14 junio 2018 1:23 pm

El sistema de partidos mexicano muestra signos de agotamiento. Sus rasgos actuales emergen de las elecciones de 1988, cuando nació el PRD y la conformación de un sistema tripartita.

La realidad política de hoy nos enseña que el tripardismo está marchito, sus partidos en profunda crisis, sus liderazgos desgastados, sus militantes desencantados, sus simpatizantes sencillamente enojados, y la ciudadanía, cada vez más escéptica y alejada de lo que pasa en el escenario político.

Las encuestas reflejan que el partido en el Gobierno ha caído al tercer lugar y que, muy probablemente, perderá la Presidencia de la República, la mayoría relativa en ambas Cámaras y 8 de las 9 gubernaturas en juego. El PAN, que ha accedido dos veces a la silla presidencial, aparece en segundo lugar, y únicamente en Guanajuato muestra una ventaja holgada, mientras que en Puebla y Veracruz la contienda está muy cerrada. El PRD parece que dejará de gobernar en la Ciudad de México, Morelos y Tabasco, y tendrá una minúscula representación en las Cámaras.

Movimiento Ciudadano está a la cabeza de las preferencias en Jalisco y mantiene una presencia importante en Veracruz. El Partido Verde gobierna Chiapas, pero todo indica que cederá esa posición. Nueva Alianza, Encuentro Social y el Partido del Trabajo continúan necesitando el esquema de coaliciones.

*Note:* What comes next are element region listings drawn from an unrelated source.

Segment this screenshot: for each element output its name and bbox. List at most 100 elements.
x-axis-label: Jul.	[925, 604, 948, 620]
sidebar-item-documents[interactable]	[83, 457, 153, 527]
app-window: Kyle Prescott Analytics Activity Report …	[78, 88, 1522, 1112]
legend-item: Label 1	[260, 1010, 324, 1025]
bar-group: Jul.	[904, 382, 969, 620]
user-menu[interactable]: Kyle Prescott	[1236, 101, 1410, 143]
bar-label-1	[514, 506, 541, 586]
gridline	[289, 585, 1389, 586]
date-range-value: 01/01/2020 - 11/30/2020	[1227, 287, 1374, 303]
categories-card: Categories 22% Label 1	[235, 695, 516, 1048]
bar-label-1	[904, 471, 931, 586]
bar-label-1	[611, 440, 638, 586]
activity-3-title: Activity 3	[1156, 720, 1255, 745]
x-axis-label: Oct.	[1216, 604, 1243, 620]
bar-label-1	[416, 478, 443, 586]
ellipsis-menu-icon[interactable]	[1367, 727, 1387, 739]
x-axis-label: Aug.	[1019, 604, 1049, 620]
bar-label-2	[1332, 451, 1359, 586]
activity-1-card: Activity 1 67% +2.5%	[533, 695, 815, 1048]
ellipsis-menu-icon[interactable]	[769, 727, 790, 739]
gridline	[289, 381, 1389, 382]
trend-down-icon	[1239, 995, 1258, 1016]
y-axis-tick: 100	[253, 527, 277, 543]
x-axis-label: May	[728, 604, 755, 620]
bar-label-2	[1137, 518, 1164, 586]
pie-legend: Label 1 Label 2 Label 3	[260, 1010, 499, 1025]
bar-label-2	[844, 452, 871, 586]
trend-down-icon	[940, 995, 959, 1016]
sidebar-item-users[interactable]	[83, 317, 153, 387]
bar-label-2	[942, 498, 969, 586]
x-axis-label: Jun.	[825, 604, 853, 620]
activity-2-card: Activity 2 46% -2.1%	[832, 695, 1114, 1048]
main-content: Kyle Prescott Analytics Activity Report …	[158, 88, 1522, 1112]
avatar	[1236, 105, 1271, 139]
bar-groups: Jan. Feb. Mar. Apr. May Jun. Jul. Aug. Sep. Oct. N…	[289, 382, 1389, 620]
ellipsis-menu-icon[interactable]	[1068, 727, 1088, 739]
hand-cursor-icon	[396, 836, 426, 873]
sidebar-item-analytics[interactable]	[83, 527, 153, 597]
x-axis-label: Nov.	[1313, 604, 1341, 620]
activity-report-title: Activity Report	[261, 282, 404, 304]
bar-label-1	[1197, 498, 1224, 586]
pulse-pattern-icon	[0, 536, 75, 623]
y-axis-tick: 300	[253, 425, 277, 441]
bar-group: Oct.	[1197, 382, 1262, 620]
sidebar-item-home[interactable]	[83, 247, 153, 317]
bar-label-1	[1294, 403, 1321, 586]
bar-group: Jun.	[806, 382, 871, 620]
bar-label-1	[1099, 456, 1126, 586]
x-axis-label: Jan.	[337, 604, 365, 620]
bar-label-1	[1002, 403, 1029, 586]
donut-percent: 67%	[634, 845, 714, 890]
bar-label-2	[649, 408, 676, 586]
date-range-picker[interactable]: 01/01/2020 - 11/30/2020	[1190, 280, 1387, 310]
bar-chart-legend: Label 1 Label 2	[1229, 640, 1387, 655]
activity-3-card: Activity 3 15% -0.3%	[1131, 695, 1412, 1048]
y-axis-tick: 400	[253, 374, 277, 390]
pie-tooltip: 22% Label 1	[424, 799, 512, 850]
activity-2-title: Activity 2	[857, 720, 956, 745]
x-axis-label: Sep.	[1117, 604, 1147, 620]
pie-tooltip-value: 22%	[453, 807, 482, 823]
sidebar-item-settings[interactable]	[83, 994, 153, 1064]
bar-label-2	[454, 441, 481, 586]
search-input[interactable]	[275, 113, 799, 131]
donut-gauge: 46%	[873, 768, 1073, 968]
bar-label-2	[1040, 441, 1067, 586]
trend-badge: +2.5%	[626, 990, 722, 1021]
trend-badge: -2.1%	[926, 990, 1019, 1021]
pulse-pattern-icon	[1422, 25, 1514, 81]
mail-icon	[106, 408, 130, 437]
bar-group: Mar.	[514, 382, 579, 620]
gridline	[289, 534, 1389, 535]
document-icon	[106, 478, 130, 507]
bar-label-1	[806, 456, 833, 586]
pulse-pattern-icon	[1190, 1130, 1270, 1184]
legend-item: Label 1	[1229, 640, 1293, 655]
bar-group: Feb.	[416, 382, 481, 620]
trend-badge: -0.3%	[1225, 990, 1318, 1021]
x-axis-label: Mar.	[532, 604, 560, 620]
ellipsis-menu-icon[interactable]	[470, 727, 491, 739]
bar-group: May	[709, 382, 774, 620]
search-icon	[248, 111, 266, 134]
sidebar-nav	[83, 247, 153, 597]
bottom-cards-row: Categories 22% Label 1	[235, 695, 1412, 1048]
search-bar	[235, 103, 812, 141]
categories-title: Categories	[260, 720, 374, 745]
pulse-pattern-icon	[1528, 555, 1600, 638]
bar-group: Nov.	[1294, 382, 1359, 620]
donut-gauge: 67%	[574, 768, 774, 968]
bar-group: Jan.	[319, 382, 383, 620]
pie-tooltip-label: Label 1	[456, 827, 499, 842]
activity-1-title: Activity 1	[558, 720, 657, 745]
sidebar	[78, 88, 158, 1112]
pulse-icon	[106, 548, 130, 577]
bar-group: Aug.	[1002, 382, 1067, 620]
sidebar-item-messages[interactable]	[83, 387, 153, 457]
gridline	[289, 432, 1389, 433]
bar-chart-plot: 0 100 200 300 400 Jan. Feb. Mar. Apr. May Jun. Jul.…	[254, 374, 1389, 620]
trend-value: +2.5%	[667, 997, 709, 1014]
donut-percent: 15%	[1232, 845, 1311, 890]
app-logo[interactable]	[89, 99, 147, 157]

Es Morena, un movimiento que aspira a convertirse en partido, quien aparece liderando las encuestas. Si bien ya participó en las elecciones federales de 2015 y en distintas elecciones locales, lo cierto es que es la primera ocasión que compite en una elección presidencial, y todo indica que tendrá un éxito rotundo.

Si las tendencias se confirman, el 2 de julio amaneceremos con un sistema de partidos en agonía. Este panorama nos orillará a observar qué partidos se quedaron, cuál es su fuerza electoral real y cómo se tradujo en espacios políticos.

Enseguida, tendremos que determinar cómo reconstruir un nuevo sistema. Tres impulsos contribuirán. El institucional, porque a ningún Gobierno democrático conviene el desmoronamiento de los principales intermediarios entre la ciudadanía y la representación popular; el político, porque son los partidos los que deben darse cuenta de que internamente están resquebrajados y que necesitan reconstruirse desde adentro; y el ciudadano, que a través del voto popular marcará la ruta del tipo de partidos, de políticos y de política que quiere para nuestra todavía endeble democracia.